A survey conducted by the European Commission revealed a more significant than expected weakening of economic sentiment, with the indicator dropping to 96.5 in May, reaching its lowest level since November 2022. The stagnating economy, high inflation, and rising interest rates weighed on morale. Sentiment deteriorated among manufacturers, service providers, retailers, and construction companies. However, consumers displayed slightly less pessimism, as households grew more positive about their financial situation.
US:
The agreement reached between the White House and Republican congressional leaders to raise the federal debt limit and prevent a default on government obligations seemed to have limited impact on sentiment, as indications of an imminent deal had already surfaced. The bill passed by the House of Representatives on Wednesday with a surprisingly large margin also had a limited impact on the markets. Following the Senate’s approval of the measure late Thursday, it was sent to President Joe Biden on Friday for his signature into law.

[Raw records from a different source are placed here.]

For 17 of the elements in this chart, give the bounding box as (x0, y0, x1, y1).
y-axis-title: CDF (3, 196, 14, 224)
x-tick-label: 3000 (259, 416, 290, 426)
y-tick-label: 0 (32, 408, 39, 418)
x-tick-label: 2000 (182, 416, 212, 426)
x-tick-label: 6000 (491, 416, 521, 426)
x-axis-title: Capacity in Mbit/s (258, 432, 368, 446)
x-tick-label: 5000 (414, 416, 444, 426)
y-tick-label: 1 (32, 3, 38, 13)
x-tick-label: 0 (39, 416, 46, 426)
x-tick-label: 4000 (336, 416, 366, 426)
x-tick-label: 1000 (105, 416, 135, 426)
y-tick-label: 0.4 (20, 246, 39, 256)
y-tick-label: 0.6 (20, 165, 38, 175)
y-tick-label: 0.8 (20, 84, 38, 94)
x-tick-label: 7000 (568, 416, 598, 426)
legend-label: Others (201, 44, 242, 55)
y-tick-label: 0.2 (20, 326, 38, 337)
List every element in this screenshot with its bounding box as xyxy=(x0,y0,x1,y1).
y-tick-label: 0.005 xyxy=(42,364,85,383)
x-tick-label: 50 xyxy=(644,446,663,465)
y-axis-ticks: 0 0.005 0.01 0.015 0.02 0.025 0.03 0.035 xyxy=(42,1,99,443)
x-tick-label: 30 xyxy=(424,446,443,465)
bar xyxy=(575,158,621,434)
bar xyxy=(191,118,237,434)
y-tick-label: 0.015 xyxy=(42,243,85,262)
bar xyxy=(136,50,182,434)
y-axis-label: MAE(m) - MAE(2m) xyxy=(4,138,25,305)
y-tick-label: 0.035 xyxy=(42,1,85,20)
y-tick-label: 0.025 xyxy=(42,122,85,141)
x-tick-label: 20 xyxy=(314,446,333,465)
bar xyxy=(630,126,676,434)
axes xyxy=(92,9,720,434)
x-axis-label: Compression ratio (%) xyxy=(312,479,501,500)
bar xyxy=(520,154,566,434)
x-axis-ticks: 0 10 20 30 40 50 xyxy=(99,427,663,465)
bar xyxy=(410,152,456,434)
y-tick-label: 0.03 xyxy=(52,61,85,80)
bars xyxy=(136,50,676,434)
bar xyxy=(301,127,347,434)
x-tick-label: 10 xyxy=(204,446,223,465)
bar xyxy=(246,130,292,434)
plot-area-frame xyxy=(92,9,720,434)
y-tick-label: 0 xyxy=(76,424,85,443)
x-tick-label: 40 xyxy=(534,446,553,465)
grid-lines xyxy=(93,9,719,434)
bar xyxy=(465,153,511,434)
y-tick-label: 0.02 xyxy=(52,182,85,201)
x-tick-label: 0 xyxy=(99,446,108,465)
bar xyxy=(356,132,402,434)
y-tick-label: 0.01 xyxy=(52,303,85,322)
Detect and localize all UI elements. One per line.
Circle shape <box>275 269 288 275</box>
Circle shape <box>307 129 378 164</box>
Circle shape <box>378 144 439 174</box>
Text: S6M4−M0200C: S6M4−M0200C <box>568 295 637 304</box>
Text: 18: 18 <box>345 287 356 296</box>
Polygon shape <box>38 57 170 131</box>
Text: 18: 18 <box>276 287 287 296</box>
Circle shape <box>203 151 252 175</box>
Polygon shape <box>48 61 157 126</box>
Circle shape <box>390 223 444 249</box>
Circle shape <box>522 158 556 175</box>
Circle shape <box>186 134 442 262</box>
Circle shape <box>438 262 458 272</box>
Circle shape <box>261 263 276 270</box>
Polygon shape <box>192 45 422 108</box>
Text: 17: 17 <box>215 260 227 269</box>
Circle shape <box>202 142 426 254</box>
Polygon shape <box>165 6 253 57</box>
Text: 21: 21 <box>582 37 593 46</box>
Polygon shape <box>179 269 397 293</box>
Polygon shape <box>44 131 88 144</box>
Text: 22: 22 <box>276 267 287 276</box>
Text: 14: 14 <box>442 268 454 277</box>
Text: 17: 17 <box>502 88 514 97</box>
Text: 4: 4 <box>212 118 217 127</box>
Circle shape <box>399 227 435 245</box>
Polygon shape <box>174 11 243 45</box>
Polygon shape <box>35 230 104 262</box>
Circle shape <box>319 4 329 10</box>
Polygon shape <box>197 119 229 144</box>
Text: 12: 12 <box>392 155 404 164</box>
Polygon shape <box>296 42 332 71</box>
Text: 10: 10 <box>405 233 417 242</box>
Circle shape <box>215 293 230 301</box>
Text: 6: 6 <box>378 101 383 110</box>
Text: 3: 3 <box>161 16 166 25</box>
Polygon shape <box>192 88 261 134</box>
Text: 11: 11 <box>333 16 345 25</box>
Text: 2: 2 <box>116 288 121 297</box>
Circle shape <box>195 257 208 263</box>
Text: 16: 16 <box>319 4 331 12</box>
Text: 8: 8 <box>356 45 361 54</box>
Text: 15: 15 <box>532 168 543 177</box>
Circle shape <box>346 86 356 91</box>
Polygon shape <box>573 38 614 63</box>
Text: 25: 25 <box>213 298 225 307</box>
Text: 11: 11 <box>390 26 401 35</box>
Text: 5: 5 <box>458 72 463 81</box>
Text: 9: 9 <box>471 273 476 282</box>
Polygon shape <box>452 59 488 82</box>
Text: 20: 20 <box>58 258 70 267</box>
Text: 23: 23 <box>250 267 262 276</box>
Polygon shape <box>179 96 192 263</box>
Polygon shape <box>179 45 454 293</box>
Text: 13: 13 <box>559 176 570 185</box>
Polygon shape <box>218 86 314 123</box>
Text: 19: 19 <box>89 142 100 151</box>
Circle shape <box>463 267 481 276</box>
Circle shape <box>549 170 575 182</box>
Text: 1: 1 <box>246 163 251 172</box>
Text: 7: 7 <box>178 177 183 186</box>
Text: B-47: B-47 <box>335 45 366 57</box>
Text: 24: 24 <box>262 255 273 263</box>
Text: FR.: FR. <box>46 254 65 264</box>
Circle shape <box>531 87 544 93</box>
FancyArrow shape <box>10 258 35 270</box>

Investors redirected their attention to economic data, with stocks pulling back on Wednesday after news broke that job openings rebounded more than anticipated in April, reaching the highest level (10.1 million) since January. The data for March were also revised upward.
Friday’s highly anticipated nonfarm payrolls report surprised investors on the upside. Employers added 339,000 jobs in May, well above the consensus estimate of around 190,000. However, the unemployment rate, estimated through household surveys, also unexpectedly increased from 3.4% to 3.7%. The report suggested a potentially cooling labor market, as the number of job losses or completion of temporary jobs surged in May, reaching the highest level since February 2022. Meanwhile, the number of long-term unemployed individuals remained relatively stable.
Another positive sign for interest rates and investors was the release of the Institute for Supply Management’s (ISM) Manufacturing Purchasing Managers’ Index for May. As anticipated, the ISM’s index indicated the seventh consecutive monthly contraction in factory activity.